For many Members, the lack of transparency with regard to China's state measures was an issue of fundamental concern. Members noted a generally opaque subsidy regime and the lack of timely notifications on key issues such as state-trading enterprises and domestic support and encouraged China to submit these notifications. Members underlined that transparency was a fundamental WTO principle and urged China to fully comply with its transparency commitments.

The role of state-owned enterprises was also an issue of interest; many Members highlighted the importance of SOEs in China's economy and expressed concerns about implicit support to SOEs and distortions created by them. In this context, Members recalled China's accession commitments and urged it to speed up reforms and fully embrace market-oriented policies.

Members expressed support for China's efforts to promote the use of clean energy and the recent establishment of a carbon emission trading system, with a view to decarbonizing its economy. They congratulated China for this step and were interested in more details on the actions it would be taking to achieve its 2030 and 2060 emission targets.

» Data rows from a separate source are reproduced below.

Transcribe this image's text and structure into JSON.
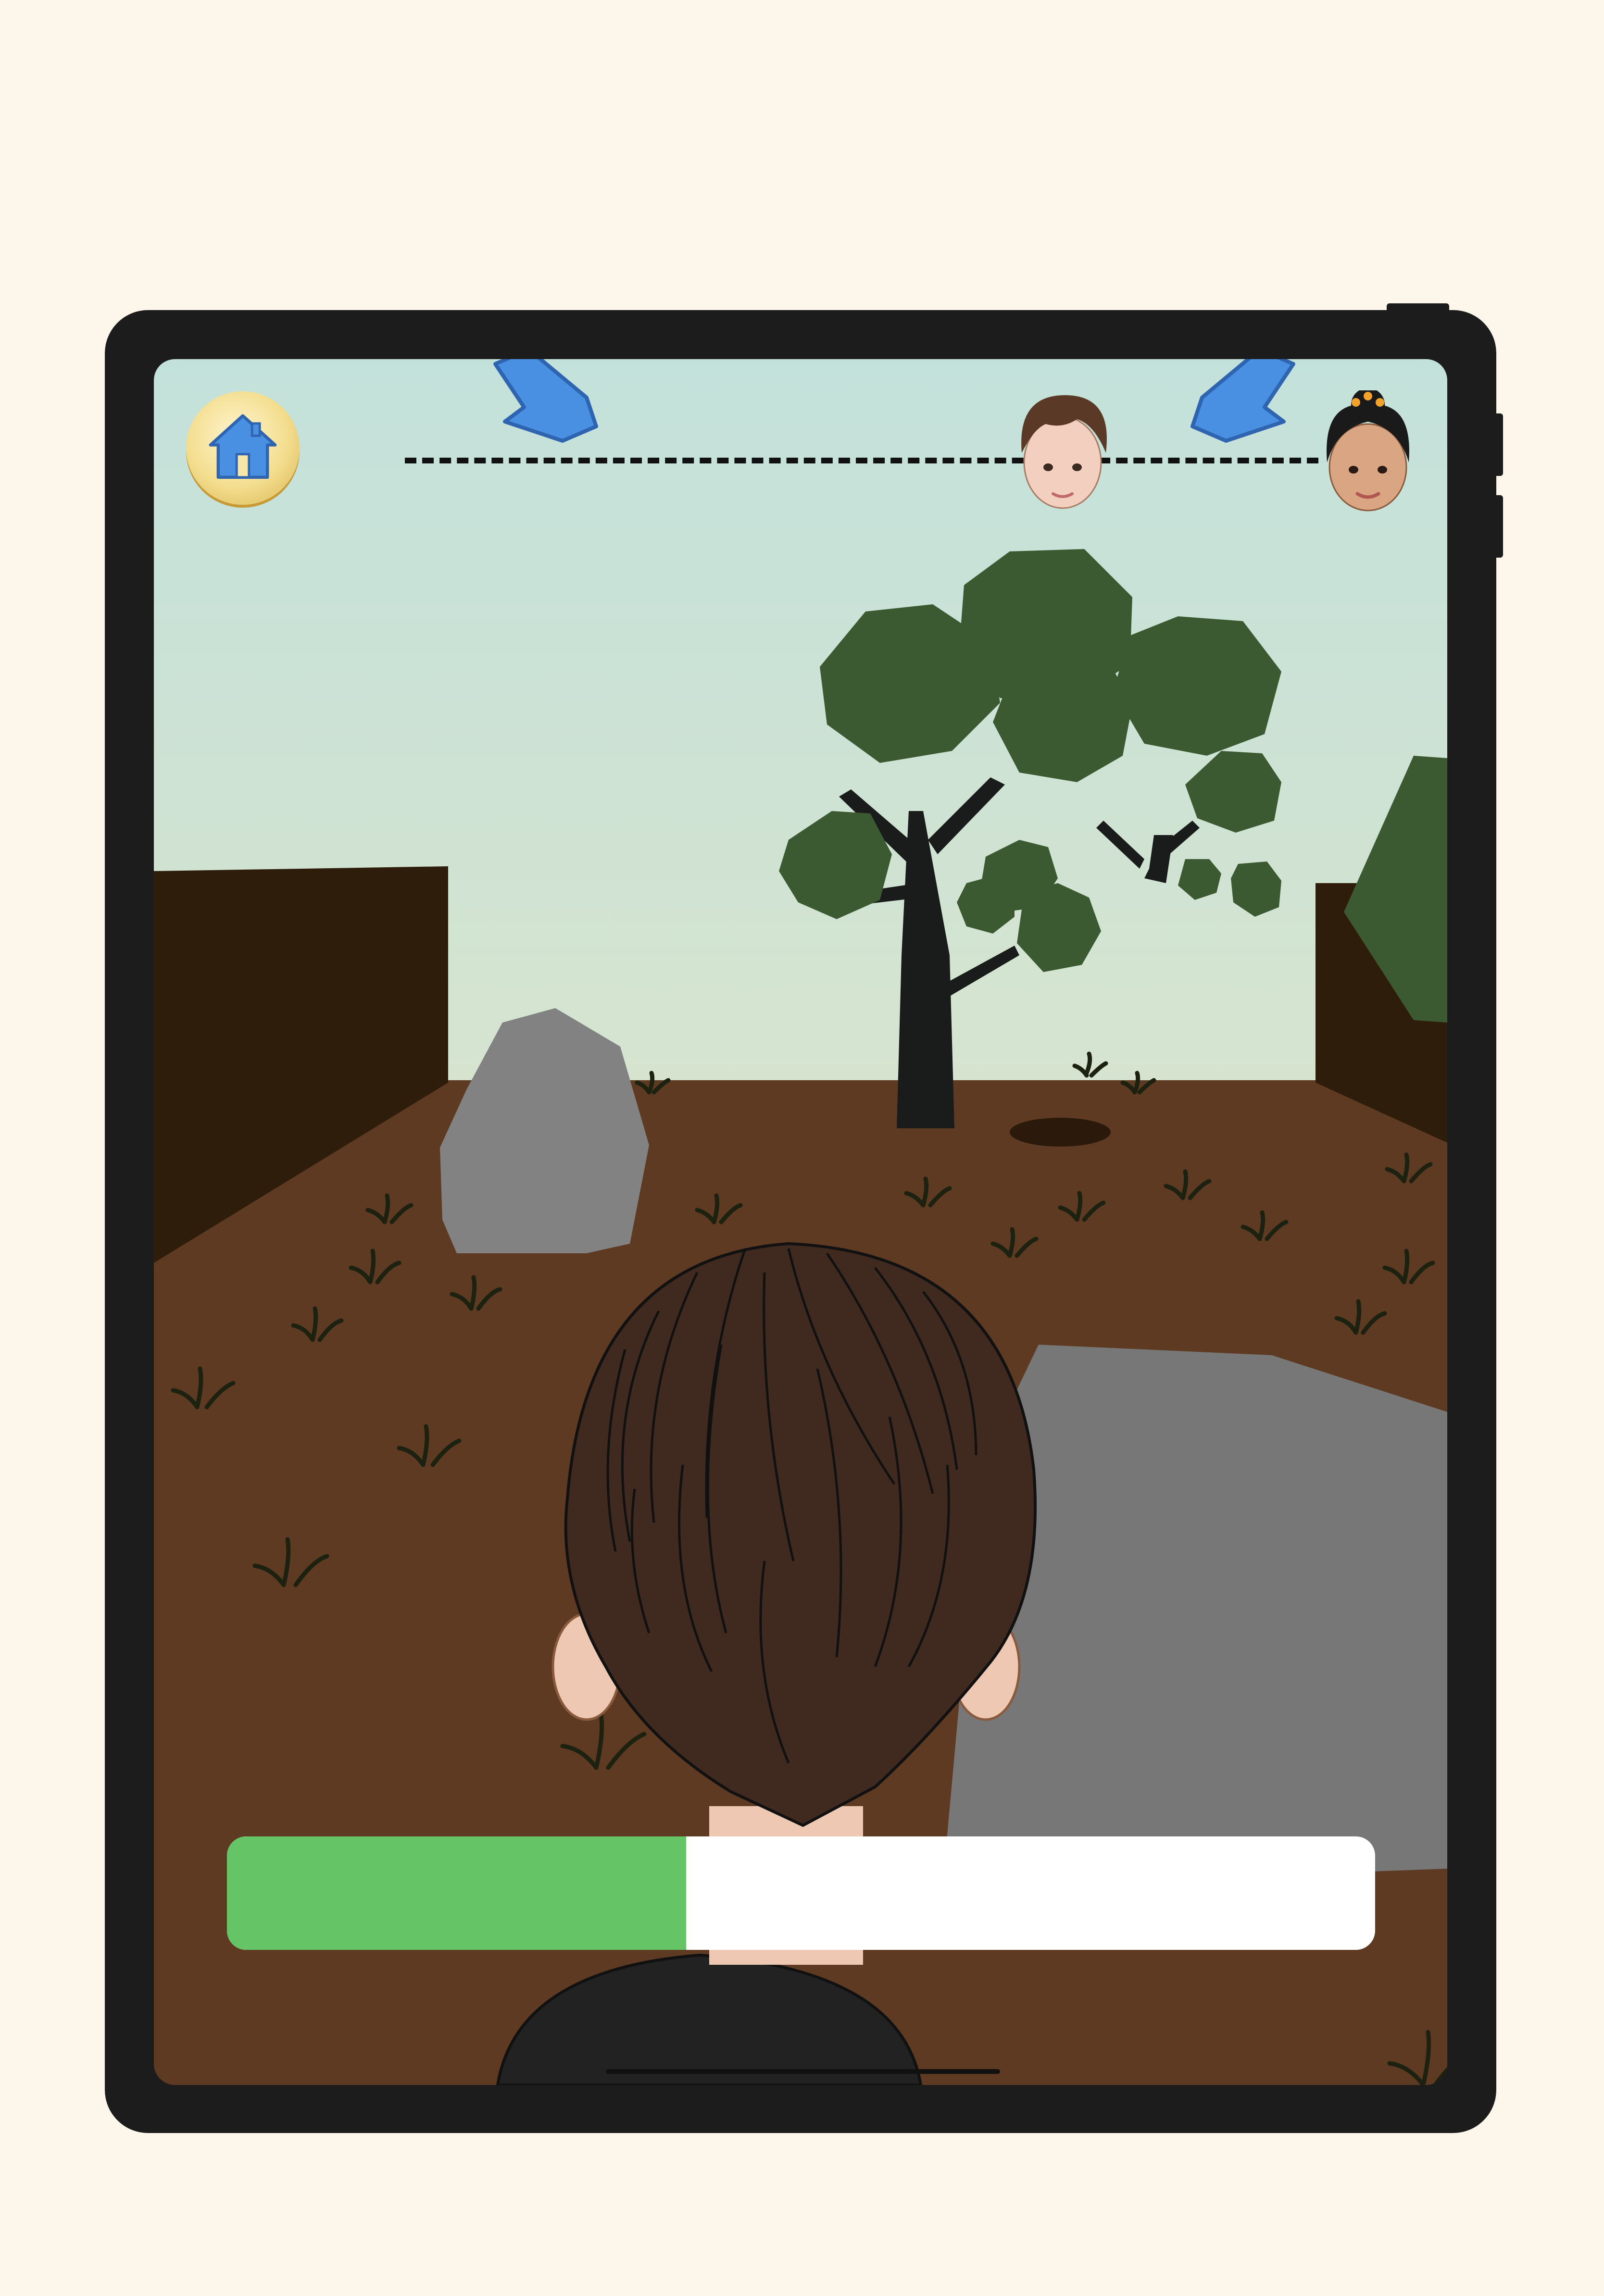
{
  "game": {
    "progress_fraction": 0.4,
    "progress_color": "#65c466",
    "sky_color": "#c8e3dc",
    "ground_color": "#5e3a22"
  },
  "hud": {
    "home_icon": "home-icon",
    "race_track": {
      "player_marker": "boy-avatar-icon",
      "goal_marker": "girl-avatar-icon",
      "arrows": [
        "arrow-down-left-icon",
        "arrow-down-left-icon"
      ]
    }
  },
  "colors": {
    "accent_blue": "#4a90e2",
    "home_button_gold": "#f3dd8e",
    "tablet_frame": "#1c1c1c"
  }
}
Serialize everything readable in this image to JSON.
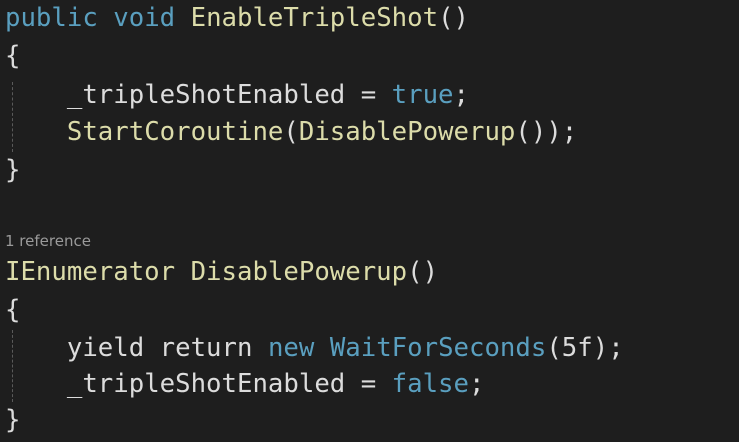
{
  "colors": {
    "background": "#1e1e1e",
    "keyword": "#5a9fbf",
    "identifier": "#dcdcdc",
    "method": "#dcdcaa",
    "codelens": "#9a9a9a"
  },
  "method1": {
    "modifier": "public",
    "return_type": "void",
    "name": "EnableTripleShot",
    "params": "()",
    "open": "{",
    "stmt1": {
      "var": "_tripleShotEnabled",
      "op": " = ",
      "value": "true",
      "end": ";"
    },
    "stmt2": {
      "call": "StartCoroutine",
      "open": "(",
      "inner": "DisablePowerup",
      "inner_params": "()",
      "close": ");"
    },
    "close": "}"
  },
  "codelens": "1 reference",
  "method2": {
    "return_type": "IEnumerator",
    "name": "DisablePowerup",
    "params": "()",
    "open": "{",
    "stmt1": {
      "yield": "yield return ",
      "new": "new ",
      "type": "WaitForSeconds",
      "args": "(5f);"
    },
    "stmt2": {
      "var": "_tripleShotEnabled",
      "op": " = ",
      "value": "false",
      "end": ";"
    },
    "close": "}"
  }
}
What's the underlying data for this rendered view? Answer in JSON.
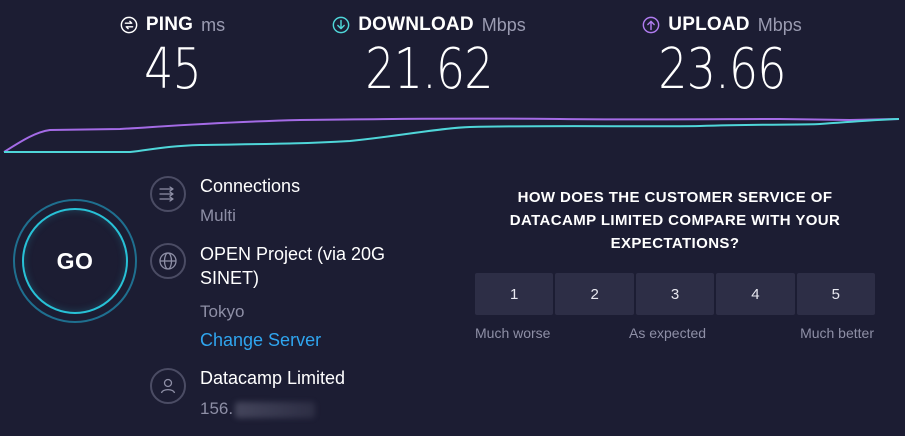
{
  "metrics": {
    "ping": {
      "label": "PING",
      "unit": "ms",
      "value": "45",
      "color": "#ffffff"
    },
    "download": {
      "label": "DOWNLOAD",
      "unit": "Mbps",
      "value": "21.62",
      "color": "#4fd6d9"
    },
    "upload": {
      "label": "UPLOAD",
      "unit": "Mbps",
      "value": "23.66",
      "color": "#b07cf0"
    }
  },
  "colors": {
    "background": "#1c1d33",
    "download_line": "#4fd6d9",
    "upload_line": "#a46be6",
    "link": "#2fa5ef",
    "rating_button": "#2d2e46"
  },
  "go_button": {
    "label": "GO"
  },
  "connections": {
    "title": "Connections",
    "mode": "Multi",
    "icon": "connections-arrows-icon"
  },
  "server": {
    "name": "OPEN Project (via 20G SINET)",
    "location": "Tokyo",
    "change_link": "Change Server",
    "icon": "globe-icon"
  },
  "provider": {
    "name": "Datacamp Limited",
    "ip_visible": "156.",
    "icon": "user-icon"
  },
  "survey": {
    "question": "HOW DOES THE CUSTOMER SERVICE OF DATACAMP LIMITED COMPARE WITH YOUR EXPECTATIONS?",
    "options": [
      "1",
      "2",
      "3",
      "4",
      "5"
    ],
    "scale_low": "Much worse",
    "scale_mid": "As expected",
    "scale_high": "Much better"
  }
}
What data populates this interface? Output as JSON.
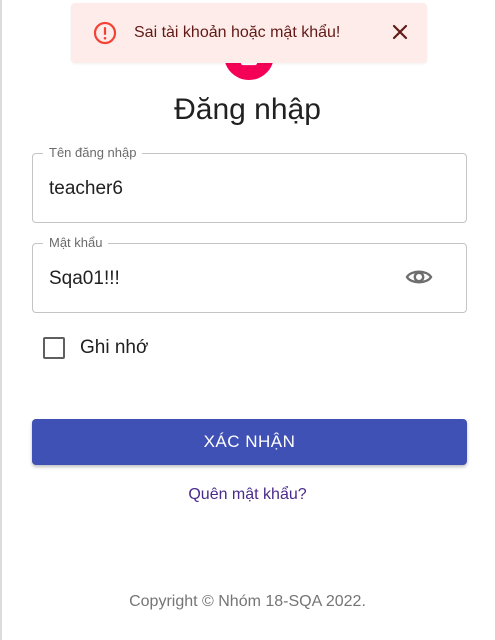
{
  "alert": {
    "message": "Sai tài khoản hoặc mật khẩu!",
    "icon": "error-outline-icon",
    "close_icon": "close-icon",
    "background": "#fdecea",
    "accent": "#f44336"
  },
  "avatar": {
    "icon": "lock-icon",
    "color": "#f50057"
  },
  "form": {
    "title": "Đăng nhập",
    "username": {
      "label": "Tên đăng nhập",
      "value": "teacher6"
    },
    "password": {
      "label": "Mật khẩu",
      "value": "Sqa01!!!",
      "toggle_icon": "eye-icon"
    },
    "remember": {
      "label": "Ghi nhớ",
      "checked": false
    },
    "submit_label": "XÁC NHẬN",
    "submit_color": "#3f51b5",
    "forgot_link": "Quên mật khẩu?"
  },
  "footer": {
    "copyright": "Copyright © Nhóm 18-SQA 2022."
  }
}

Several Members raised concerns about China's SPS regime, including that emergency measures taken in the context of the COVID-19 pandemic were without scientific justification and that new regulations to be introduced on overseas producers of imported food were unclear and potentially trade restrictive. China was asked to review these regulations or delay their implementation dates to allow businesses sufficient time for compliance. China was encouraged to ensure its SPS measures are transparent and do not arbitrarily block imports.

Some Members also voiced concerns over a general increase in non-transparent and discriminatory measures and practices in China, sometimes in response to political disagreements with other trading partners. They urged China to take measures to end non-transparent and discriminatory measures.

Other issues of concern for some Members included: continuously insufficient IPR protection, laws and regulations related to cybersecurity and data management, a very wide definition of national security, insufficient measures to address steel overcapacity, and the use of forced labour in China's economy.

With respect to fisheries, Members were encouraged by China's recent initiatives, including the termination of its own subsidy programmes as well as its indication that it will not seek full special and differential treatment in negotiations on fisheries subsidies. China's intention to crack down on Illegal, Unreported and Unregulated fishing was also welcomed and China was asked to ensure its controls are effective.

China received a very high number of written questions, more than 1'600, and has provided timely replies to nearly all of them, of which Members were highly appreciative. This TPR will be successfully concluded once replies to any outstanding and follow-up questions are received in one month's time. The large number of questions and active engagement by over 60 delegations is testament to the importance of China to the multilateral trading system.

The Trade Policy Review Mechanism indeed has an important role for engendering constructive dialogue among Members and in increasing transparency. May I then add my word of congratulations to China on the successful conclusion of its eighth Trade Policy Review and thank all the delegations for their cooperation and assistance.